Le pillage des richesses d’Afrique par les puissances occidentales sert aussi à alimenter les guerres civiles et les conflits interethniques. La compagnie française Elf prenait part à la guerre civile au Congo-Brazzaville dans les années 1990. Le diamant a alimenté la guerre en Angola, au Liberia, en RDC et en Sierra Leone. Le pétrole a fait de même en Angola et au Congo-Brazzaville; il continue d’ensanglanter le Nigeria aujourd’hui.

Dans ce contexte, on devine aisément que des ressources nationales il ne reste plus grand-chose pour les simples citoyens. Les pays s’installent dans la disette, une situation favorable à l’élargissement du clivage ethnique. Car les seuls qui ont la chance d’accéder aux maigres ressources du pays sont de moins en moins enclins à les partager avec ceux qui ne sont pas des leurs.

Regarder vers l’avenir

Ce n’est pas l’existence d’ethnies qui pose problème en Afrique; c’est le fait que la gestion d’un État se fonde sur une éthique « les miens en premier », logique antipolitique et antidémocratique. Dans un contexte de pérennisation de la disette par le système économique mondial, cette éthique-là engendrera la haine à laquelle répondront la haine et la violence. Or, le futur des nations africaines ne peut pas être une éternelle reproduction des haines du passé. Il faut regarder vers l’avenir. Ce continent marginalisé peut décoller. Pour cela, l’Afrique ne devra pas avoir peur d’adopter quelques principes universels : jouer le jeu de l’alternance politique et de la gestion transparente, garantir la justice et les libertés individuelles, assurer un partage équitable des ressources nationales. Il faudra, naturellement, mettre un terme à l’exploitation de l’Afrique et au pillage de ses ressources afin que celles-ci servent au bien-être des Africaines et des Africains.

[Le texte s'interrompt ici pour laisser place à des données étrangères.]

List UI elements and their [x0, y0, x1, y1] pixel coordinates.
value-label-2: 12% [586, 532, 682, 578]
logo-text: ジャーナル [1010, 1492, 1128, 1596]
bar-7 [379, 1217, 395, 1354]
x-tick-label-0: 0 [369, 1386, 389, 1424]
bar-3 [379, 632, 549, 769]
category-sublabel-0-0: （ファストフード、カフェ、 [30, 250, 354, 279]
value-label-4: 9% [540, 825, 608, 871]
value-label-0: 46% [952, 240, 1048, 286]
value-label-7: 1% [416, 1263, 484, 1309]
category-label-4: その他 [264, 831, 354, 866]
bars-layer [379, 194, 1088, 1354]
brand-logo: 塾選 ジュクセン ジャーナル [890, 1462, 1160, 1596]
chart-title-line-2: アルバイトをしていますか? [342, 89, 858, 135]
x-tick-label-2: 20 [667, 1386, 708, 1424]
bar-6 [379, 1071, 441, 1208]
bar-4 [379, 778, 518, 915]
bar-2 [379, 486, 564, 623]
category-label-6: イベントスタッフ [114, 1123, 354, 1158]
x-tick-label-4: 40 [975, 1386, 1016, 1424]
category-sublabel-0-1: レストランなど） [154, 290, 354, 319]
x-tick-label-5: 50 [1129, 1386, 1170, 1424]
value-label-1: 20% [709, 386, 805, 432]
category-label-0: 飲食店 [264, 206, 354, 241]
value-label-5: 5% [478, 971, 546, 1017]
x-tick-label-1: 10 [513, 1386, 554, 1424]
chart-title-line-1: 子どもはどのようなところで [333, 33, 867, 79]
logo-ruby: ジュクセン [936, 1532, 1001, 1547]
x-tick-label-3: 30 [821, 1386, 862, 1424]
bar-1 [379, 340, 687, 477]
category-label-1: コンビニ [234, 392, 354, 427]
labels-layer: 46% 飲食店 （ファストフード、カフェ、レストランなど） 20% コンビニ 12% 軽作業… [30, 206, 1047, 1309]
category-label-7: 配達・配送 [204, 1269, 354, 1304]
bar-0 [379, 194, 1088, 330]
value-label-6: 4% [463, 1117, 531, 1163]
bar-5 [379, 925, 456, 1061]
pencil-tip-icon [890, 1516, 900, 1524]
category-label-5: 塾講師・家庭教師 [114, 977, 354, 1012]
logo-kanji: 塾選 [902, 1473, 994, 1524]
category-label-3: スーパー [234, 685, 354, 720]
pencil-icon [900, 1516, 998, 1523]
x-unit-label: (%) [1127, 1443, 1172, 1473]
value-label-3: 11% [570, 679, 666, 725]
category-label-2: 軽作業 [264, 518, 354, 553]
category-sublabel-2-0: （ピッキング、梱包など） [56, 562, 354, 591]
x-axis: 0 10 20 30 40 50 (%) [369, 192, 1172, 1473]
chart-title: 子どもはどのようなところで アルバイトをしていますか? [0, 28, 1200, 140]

[1] M’bokolo, Elikia  et Amselle, J.-L., Au cœur de l’ethnie : ethnie, tribalisme et État en Afrique, Paris, La Découverte, 1999 et Bayart, J.-F., L’illusion identitaire, Paris, Fayard, 1996.

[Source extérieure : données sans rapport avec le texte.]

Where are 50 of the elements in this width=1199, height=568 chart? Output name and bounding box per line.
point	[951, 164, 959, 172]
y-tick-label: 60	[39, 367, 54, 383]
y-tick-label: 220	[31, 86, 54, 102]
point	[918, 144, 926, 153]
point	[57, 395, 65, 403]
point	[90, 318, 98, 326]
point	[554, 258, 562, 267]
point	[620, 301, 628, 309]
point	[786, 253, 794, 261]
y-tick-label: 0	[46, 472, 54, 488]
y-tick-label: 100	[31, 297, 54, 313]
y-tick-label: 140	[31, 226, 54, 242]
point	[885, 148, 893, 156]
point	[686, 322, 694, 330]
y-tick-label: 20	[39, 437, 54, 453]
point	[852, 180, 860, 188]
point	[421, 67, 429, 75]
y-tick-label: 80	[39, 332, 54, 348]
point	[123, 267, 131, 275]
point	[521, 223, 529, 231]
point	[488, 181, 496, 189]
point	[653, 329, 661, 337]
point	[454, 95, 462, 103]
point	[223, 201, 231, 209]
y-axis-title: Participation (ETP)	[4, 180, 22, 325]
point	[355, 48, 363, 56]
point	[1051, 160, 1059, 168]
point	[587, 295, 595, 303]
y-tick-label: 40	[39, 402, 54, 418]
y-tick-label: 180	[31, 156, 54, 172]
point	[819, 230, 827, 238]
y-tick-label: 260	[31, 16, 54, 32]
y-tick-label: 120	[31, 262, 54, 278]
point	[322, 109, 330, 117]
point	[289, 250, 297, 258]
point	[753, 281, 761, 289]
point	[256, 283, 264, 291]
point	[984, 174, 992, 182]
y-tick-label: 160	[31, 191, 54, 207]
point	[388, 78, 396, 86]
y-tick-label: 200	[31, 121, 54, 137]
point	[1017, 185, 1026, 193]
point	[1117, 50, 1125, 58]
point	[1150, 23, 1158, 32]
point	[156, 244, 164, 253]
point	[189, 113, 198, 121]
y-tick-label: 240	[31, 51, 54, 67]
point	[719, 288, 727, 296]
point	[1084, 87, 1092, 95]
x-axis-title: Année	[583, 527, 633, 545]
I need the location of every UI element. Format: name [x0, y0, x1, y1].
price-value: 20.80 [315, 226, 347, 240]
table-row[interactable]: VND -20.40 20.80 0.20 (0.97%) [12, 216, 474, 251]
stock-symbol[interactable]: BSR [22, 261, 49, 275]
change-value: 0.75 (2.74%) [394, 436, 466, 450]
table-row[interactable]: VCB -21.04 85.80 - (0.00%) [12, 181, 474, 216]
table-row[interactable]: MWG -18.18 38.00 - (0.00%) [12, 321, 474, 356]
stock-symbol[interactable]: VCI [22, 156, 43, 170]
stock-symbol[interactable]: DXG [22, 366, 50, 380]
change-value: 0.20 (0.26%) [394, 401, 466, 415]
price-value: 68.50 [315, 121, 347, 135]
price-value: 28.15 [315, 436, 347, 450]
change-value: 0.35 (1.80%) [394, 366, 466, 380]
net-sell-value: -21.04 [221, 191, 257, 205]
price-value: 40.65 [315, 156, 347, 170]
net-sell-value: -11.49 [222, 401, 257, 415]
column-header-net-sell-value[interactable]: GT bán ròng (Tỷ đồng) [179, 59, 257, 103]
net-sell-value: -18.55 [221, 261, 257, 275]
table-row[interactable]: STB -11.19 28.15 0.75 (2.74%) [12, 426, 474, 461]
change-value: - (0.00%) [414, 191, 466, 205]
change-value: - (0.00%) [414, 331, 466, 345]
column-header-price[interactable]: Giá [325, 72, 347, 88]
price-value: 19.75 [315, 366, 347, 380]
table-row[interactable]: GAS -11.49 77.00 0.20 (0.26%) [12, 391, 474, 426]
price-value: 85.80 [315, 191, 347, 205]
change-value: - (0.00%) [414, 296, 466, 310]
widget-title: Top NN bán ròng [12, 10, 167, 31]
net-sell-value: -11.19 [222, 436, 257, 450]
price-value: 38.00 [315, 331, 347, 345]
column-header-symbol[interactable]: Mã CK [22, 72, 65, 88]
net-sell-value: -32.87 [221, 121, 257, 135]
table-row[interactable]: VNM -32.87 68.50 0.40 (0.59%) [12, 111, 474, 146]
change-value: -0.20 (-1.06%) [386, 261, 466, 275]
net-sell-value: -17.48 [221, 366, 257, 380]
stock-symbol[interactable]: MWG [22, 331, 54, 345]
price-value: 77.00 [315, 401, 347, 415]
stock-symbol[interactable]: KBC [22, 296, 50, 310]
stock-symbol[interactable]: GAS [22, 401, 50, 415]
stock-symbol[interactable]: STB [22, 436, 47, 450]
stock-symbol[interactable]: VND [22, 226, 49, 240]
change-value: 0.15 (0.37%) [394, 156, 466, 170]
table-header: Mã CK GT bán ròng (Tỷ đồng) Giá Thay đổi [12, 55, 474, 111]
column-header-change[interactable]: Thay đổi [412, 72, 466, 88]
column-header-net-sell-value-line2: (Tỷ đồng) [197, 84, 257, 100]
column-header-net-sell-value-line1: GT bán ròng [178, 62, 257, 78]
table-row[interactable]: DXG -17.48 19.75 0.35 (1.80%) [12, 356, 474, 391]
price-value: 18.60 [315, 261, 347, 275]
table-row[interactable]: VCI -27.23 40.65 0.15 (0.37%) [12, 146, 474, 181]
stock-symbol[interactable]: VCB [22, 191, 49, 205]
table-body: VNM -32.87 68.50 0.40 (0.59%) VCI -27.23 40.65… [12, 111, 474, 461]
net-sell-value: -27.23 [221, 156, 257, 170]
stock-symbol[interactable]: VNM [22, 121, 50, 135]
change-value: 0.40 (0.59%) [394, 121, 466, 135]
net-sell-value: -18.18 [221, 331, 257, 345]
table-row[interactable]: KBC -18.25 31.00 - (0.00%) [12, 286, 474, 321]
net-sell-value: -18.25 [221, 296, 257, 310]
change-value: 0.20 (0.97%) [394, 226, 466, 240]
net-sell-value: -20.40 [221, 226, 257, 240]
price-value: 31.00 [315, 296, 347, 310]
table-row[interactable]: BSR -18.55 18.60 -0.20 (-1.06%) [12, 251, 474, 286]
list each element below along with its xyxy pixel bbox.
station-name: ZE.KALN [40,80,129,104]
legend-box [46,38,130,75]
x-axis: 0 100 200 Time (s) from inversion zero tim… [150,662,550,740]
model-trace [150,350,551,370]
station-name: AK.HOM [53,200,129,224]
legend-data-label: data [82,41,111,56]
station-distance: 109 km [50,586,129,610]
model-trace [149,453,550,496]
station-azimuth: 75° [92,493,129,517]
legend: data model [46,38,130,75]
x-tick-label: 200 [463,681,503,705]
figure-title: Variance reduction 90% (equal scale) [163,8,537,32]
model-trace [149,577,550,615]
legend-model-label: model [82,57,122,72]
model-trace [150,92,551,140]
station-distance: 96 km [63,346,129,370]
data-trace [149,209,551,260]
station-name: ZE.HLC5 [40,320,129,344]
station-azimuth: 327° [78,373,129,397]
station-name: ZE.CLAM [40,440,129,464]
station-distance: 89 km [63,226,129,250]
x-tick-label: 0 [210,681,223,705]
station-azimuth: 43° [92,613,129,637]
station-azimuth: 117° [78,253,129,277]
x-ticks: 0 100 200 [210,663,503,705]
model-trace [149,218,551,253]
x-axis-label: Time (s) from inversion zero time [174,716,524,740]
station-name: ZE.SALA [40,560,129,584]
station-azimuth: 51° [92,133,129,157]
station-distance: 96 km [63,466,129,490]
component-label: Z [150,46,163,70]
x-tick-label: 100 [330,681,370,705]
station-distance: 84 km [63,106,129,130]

[2] Thual, François, Les conflits identitaires, Paris, Ellipses/Marketing, 1995.

[3] L’État en Afrique : la politique du ventre, Paris, Fayard, 1989, p. 79.

[4] Diouf, Mamadou, « Between Ethnic Memories and Colonial History in Senegal : The MFDC & the Struggle for Independance in Casamance », dans Bruce Berman et al., Ethnicity and Democracy in Africa, Oxford, Ohio University Press, 2004, pp. 218-239.

[5] « Ethnicity and Nigerian Politics : The Past in the Yoruba Present », dans Bruce Berman et al., op. cit. pp. 148-165.